The Pentagon sent the Office of Management and Budget a “workforce rationalization plan” in response to the White House’s mandate for reform proposals, which it said marks a “significant shift” in its approach to “workforce sizing, shaping, and structuring”. It moves away from placing “arbitrary caps on civilian staffing levels and depend more on those employees over “needlessly expensive” contractors and borrowing military personnel.
The Department said this plan would reduce costs by cutting contractor services, instead “in-sourcing” that work to the government. They also plan to analyze positions to determine if they can be converted to a lower grade or from military to civilian and reduce management layers across the organization.
Matt Biggs, legislative director for the International Federation of Professional and Technical Engineers, which represents more than 10,000 Defense civilians, said the plan was “very positive” and “a long time coming”.

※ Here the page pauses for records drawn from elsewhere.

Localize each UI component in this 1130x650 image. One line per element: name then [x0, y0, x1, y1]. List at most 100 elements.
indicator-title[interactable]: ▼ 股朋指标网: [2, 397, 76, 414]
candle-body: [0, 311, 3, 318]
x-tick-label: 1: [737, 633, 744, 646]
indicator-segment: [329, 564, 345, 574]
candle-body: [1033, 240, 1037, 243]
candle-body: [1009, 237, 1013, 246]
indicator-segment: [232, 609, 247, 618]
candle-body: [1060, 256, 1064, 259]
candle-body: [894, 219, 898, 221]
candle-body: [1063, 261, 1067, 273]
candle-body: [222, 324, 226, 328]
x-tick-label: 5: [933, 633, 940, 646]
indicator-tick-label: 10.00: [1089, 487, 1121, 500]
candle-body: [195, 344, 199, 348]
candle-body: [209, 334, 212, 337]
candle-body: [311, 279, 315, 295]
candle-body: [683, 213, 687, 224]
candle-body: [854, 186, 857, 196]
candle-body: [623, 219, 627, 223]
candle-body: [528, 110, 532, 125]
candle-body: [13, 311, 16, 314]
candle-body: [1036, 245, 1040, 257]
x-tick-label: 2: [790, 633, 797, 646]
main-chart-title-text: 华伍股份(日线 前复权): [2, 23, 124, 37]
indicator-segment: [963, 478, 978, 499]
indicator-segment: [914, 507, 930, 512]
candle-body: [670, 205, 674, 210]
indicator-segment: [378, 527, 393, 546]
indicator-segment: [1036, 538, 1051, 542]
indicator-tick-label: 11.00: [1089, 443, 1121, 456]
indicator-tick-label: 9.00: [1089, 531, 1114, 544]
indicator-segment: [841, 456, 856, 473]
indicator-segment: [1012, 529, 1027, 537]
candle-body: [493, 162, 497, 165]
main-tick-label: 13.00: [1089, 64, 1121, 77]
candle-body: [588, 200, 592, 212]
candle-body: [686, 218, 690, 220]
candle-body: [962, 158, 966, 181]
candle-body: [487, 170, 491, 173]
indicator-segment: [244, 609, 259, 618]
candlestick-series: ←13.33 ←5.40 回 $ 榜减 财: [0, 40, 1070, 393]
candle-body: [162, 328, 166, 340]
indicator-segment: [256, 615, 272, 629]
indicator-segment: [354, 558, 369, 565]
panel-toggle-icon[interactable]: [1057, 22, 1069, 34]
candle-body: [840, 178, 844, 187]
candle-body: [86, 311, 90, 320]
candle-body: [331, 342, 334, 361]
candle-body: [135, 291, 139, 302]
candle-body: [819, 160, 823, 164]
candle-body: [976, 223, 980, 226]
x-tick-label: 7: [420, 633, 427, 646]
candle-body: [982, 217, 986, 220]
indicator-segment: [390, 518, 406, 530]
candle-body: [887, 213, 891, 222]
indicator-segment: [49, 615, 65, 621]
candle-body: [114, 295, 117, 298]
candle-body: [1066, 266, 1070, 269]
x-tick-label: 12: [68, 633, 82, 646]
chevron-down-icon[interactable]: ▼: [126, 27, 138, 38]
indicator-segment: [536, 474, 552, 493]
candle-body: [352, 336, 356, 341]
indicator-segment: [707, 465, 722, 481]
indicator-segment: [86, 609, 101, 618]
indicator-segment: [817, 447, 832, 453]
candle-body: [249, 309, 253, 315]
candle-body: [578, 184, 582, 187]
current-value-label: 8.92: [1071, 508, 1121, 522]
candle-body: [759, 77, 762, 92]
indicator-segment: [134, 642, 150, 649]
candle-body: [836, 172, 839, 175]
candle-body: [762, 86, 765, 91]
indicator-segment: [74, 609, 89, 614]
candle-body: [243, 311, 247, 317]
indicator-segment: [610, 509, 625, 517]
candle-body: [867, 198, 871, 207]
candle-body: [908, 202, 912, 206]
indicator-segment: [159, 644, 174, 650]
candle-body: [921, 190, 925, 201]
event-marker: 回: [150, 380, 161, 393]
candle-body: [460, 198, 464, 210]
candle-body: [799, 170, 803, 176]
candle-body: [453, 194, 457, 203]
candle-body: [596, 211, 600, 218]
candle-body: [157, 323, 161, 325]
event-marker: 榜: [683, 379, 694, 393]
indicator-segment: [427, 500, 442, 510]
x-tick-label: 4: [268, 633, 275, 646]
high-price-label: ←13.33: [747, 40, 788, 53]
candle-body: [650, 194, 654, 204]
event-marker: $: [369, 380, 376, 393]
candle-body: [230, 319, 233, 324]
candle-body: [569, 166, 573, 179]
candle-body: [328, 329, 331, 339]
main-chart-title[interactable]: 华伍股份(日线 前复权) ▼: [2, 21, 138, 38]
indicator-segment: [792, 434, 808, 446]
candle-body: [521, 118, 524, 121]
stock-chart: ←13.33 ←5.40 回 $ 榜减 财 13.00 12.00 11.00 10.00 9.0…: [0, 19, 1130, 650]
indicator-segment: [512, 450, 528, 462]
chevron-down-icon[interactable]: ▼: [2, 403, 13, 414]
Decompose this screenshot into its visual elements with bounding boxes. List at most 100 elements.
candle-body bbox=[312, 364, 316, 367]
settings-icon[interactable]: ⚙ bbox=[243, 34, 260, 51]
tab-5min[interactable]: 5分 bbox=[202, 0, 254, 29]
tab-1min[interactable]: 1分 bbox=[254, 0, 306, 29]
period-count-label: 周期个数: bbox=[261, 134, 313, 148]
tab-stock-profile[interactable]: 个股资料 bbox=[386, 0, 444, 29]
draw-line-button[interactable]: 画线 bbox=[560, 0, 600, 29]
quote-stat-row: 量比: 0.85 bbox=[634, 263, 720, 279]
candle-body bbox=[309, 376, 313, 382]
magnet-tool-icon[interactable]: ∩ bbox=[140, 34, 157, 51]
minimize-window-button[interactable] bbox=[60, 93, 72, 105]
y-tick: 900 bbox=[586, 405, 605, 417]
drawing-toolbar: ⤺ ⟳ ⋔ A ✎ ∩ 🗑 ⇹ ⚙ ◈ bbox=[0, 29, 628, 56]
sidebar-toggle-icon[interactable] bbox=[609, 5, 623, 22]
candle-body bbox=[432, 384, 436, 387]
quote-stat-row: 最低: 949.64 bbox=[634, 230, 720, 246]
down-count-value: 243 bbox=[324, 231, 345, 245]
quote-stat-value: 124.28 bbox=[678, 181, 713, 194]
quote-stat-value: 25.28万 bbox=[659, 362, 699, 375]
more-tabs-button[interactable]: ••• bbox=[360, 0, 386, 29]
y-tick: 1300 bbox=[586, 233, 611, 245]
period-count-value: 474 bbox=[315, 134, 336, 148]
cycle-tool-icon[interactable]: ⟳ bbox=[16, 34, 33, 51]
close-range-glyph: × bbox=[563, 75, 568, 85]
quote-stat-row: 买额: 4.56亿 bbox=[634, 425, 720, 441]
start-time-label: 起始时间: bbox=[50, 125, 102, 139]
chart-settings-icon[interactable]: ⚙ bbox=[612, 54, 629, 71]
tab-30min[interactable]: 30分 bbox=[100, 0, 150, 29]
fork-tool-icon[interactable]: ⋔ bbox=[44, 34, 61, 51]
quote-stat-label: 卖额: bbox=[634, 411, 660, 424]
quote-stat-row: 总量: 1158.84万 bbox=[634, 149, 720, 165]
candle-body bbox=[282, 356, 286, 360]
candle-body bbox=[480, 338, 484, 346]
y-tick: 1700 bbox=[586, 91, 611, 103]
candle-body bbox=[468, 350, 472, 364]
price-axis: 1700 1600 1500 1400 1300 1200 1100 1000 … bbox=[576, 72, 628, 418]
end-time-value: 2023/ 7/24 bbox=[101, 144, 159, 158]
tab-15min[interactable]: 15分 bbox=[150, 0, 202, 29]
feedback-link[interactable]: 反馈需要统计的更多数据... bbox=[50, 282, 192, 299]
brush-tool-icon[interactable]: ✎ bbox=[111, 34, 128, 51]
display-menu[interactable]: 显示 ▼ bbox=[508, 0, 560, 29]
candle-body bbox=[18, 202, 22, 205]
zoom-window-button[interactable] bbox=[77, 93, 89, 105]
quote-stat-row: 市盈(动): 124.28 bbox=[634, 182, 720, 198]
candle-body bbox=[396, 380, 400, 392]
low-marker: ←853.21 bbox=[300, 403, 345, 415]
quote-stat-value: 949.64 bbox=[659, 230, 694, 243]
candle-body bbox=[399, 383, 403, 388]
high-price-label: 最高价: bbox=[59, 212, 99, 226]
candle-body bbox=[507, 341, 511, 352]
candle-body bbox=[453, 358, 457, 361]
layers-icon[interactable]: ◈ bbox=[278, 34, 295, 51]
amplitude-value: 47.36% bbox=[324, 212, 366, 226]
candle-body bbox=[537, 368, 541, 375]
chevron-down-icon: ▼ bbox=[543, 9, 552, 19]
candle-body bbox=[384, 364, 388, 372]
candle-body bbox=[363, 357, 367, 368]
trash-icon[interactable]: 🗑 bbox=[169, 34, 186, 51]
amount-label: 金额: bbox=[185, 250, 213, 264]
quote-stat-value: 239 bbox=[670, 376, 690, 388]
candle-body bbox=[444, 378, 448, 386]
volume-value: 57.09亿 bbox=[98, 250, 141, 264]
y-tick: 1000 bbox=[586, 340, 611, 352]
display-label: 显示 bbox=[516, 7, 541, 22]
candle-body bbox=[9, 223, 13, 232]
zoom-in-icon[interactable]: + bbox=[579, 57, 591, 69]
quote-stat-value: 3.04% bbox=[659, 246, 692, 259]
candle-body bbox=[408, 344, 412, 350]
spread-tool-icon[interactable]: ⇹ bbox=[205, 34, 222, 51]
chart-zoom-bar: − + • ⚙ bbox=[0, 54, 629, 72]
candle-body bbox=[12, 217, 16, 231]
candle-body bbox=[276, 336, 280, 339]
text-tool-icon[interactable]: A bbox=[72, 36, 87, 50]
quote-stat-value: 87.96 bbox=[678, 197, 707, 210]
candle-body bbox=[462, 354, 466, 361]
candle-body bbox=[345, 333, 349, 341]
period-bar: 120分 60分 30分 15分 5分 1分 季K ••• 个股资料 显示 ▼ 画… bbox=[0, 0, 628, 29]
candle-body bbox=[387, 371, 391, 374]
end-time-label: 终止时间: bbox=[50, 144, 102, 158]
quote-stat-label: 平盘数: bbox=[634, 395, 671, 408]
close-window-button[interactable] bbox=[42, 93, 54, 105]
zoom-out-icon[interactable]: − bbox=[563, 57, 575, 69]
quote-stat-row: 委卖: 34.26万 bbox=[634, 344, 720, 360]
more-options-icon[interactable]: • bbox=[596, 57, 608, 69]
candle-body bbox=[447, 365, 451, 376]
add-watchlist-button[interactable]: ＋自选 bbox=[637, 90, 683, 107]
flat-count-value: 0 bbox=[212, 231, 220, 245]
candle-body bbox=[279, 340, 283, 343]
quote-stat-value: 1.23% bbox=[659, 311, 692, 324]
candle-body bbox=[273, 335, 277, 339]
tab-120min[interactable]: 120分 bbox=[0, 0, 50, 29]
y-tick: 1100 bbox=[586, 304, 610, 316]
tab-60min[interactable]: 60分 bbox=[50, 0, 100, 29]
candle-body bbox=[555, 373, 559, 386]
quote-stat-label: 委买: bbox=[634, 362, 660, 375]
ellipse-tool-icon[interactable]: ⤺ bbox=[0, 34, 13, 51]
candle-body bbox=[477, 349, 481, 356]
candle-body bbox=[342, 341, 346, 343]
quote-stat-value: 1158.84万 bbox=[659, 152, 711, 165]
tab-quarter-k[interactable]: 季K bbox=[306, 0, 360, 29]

The American Federation of Government Employees also suggested that spending on the contractor workforce is unaccountable and a threat to civilians. “While it’s certainly good news that the Pentagon has formally recognized civilian employees as essential to readiness, lethality, and sustainment of the all-volunteer force of military,” the union said, “the reality is that a single Pentagon headquarters policy by itself, practically speaking, does little to end the longstanding caps on hiring permanent civilian employees.”
The DoD will use special hiring authority it recently received to improve recruiting efforts.
Overall, the Pentagon is looking to empower all its employees—including the 1.3 million active duty military personnel, 811,000 National Guardsmen and reservists, 750,000 civilians, and more than 600,000 contractors. “The creativity and talent of the military and civilian workforce is our greatest enduring strength, and one we do not take for granted,” the department said.
There is still congressional pressure for the department to cut its workforce. The House recently supported a provision in the Fiscal 2019 National Defense Authorization Act that requires the Pentagon to slash workforce by 25%, although, the measure has yet to receive a vote on the Senate floor.